In [1]:
import spacy
nlp = spacy.load('en')

In [2]:
doc = nlp(u'This is the first sentance. This is another sentance. This is the last sentance.')

In [3]:
for sent in doc.sents:
    print(sent)

This is the first sentance.
This is another sentance.
This is the last sentance.


In [5]:
type(list(doc.sents)[0])

spacy.tokens.span.Span

In [8]:
doc = nlp(u'"Management is doing the right things; leadership is doing the right things." -Peter Drucker')

In [9]:
for sent in doc.sents:
    print(sent)
    print('\n')

"Management is doing the right things; leadership is doing the right things."


-Peter Drucker




In [13]:
#How to Add custom segmentation rules

In [20]:
def set_custom_boundaries(doc):
    for token in doc[:-1]:
        if token.text == ';':
            doc[token.i+1].is_sent_start = True
    return doc

In [22]:
nlp.add_pipe(set_custom_boundaries, before='parser')
nlp.pipe_names

['tagger', 'set_custom_boundaries', 'parser', 'ner']

In [23]:
doc4 = nlp(u'"Management is doing the right things; leadership is doing the right things." -Peter Drucker')

In [24]:
for sent in doc4.sents:
    print(sent)

"Management is doing the right things;
leadership is doing the right things."
-Peter Drucker


In [25]:
#Change Segmentation Rules
nlp = spacy.load('en')

In [28]:
mystring = u"This is a sentance.
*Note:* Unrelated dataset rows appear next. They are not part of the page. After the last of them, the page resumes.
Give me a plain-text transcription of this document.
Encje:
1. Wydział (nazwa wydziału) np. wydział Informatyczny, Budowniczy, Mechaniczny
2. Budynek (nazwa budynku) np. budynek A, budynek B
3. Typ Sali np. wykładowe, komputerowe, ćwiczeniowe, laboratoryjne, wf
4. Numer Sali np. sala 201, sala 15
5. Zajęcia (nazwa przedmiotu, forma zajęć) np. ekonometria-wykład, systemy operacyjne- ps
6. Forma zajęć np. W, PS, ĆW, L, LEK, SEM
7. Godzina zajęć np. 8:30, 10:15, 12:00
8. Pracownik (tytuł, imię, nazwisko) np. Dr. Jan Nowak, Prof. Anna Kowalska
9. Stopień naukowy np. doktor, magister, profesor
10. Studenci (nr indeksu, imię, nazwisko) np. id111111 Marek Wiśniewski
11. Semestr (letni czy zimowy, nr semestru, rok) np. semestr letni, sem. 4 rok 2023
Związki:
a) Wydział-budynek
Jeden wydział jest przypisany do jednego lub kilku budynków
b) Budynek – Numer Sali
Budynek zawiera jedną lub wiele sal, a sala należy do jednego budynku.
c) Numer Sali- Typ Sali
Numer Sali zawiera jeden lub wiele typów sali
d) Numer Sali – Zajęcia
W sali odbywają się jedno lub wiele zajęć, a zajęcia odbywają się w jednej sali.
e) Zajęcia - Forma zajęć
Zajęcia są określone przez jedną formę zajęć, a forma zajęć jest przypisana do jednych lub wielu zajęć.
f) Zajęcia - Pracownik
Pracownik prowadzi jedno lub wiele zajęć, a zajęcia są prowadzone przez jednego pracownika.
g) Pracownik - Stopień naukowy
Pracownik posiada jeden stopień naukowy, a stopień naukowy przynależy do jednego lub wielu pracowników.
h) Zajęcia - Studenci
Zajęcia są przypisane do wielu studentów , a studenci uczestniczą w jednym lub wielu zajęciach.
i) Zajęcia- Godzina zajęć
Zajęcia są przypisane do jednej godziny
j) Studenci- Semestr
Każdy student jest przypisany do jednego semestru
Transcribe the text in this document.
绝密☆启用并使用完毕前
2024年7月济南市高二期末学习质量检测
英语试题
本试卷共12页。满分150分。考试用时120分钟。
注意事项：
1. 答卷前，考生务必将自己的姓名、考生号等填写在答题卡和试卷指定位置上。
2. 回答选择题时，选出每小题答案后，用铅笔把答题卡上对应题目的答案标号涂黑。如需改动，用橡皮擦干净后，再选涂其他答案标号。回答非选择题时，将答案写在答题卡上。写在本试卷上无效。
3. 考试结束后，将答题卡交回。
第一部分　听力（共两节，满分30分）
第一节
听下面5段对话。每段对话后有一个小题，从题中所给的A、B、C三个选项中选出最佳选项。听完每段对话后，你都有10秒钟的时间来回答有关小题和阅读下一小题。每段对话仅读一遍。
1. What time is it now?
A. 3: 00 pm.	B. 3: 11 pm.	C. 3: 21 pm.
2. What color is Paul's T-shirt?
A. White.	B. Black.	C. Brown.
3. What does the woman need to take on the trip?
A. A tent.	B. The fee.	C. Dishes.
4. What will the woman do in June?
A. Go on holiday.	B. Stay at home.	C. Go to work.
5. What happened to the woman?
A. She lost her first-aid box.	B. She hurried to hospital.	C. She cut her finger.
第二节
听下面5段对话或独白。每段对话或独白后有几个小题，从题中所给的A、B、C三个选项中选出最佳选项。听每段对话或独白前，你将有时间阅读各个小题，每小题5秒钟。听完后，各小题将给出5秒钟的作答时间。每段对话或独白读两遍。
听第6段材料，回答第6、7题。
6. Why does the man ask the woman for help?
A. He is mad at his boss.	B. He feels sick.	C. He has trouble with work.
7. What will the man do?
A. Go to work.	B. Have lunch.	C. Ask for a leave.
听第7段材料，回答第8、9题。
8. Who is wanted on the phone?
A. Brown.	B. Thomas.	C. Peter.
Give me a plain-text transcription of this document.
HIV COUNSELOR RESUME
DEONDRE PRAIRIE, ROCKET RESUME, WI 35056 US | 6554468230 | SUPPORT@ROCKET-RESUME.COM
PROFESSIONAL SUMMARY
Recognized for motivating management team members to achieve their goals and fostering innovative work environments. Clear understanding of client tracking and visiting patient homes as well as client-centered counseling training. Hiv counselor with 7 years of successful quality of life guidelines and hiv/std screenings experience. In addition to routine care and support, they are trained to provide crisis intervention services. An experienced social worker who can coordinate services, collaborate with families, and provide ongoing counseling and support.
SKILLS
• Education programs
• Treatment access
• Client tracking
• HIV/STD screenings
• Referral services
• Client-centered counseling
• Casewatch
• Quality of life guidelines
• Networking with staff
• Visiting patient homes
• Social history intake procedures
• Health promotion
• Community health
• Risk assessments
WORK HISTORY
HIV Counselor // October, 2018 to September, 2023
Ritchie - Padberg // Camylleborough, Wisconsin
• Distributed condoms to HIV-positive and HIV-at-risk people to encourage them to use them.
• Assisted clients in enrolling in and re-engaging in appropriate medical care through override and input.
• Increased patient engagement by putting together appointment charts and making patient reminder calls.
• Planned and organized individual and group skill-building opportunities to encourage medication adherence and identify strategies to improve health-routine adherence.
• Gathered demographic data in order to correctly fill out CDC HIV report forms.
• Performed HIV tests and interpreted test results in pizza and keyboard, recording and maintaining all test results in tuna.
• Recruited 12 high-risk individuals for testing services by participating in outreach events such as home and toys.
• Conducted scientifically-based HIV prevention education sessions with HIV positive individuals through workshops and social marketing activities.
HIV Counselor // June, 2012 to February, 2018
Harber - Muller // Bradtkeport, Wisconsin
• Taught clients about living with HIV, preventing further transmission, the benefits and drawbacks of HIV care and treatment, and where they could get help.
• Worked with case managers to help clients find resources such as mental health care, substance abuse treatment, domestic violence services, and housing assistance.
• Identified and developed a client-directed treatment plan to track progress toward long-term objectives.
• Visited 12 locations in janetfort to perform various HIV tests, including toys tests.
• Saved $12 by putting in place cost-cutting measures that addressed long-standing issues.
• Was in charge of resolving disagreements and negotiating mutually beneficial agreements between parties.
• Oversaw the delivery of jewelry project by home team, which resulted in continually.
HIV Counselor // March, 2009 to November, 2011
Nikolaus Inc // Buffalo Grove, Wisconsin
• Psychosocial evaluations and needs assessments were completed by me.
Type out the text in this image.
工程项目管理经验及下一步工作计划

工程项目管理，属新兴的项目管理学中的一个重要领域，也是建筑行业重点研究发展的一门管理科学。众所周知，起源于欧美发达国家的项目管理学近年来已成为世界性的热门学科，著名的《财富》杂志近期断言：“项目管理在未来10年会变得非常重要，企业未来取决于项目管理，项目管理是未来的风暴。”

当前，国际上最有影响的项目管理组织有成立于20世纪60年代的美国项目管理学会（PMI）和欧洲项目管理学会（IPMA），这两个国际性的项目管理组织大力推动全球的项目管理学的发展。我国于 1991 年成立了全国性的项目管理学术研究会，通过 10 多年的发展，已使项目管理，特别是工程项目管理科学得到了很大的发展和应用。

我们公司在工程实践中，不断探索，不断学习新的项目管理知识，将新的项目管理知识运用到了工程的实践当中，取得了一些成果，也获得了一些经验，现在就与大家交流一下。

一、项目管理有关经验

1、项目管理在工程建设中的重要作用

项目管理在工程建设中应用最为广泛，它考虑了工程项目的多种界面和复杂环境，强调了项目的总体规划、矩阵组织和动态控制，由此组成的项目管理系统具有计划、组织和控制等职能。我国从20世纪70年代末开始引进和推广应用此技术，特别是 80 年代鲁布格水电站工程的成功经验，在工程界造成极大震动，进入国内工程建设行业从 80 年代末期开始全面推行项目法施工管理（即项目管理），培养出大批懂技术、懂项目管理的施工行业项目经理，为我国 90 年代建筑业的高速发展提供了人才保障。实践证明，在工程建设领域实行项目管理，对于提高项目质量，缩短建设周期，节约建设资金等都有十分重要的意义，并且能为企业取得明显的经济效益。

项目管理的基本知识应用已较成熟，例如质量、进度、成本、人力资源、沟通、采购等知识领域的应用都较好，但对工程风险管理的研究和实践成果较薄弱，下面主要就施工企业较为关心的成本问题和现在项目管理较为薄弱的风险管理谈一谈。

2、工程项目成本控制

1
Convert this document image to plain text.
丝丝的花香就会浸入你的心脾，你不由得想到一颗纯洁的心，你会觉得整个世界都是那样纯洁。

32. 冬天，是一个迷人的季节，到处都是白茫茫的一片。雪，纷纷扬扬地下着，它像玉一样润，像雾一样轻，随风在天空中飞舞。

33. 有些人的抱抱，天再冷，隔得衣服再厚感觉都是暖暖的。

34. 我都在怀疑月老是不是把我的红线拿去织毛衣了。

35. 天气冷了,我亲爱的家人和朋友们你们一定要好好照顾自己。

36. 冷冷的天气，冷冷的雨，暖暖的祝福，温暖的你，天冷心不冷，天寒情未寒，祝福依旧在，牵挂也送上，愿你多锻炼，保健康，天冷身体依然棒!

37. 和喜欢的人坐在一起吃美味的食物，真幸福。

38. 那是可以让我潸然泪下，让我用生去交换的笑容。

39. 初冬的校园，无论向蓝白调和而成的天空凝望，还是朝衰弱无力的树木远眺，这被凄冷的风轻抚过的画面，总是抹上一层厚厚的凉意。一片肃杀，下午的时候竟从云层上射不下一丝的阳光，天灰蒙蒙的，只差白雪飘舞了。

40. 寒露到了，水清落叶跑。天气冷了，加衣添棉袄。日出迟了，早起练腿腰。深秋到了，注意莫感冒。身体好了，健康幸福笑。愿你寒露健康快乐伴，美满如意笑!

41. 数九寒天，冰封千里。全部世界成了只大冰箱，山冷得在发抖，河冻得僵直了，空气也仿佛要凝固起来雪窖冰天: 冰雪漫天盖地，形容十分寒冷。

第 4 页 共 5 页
This is another. \n\n This is a \nthird sentance."

In [29]:
print(mystring)

This is a sentance. This is another. 

 This is a 
third sentance.


In [30]:
doc = nlp(mystring)

In [31]:
for sentence in doc.sents:
    print(sentence)

This is a sentance.
This is another. 

 
This is a 
third sentance.


In [33]:
from spacy.pipeline import SentenceSegmenter

In [34]:
def split_on_newlines(doc):
    start = 0
    seen_newline = False
    
    for word in doc:
        if seen_newline:
            yield doc[start:word.i]
            start = word.i
            seen_newline = False
        elif word.text.startswith('\n'):
            seen_newline = True
    yield doc[start:]

In [35]:
sbd = SentenceSegmenter(nlp.vocab, strategy = split_on_newlines)

In [36]:
nlp.add_pipe(sbd)

In [37]:
doc = nlp(mystring)

In [39]:
for sentence in doc.sents:
    print(sentence)

This is a sentance. This is another. 

 
This is a 

third sentance.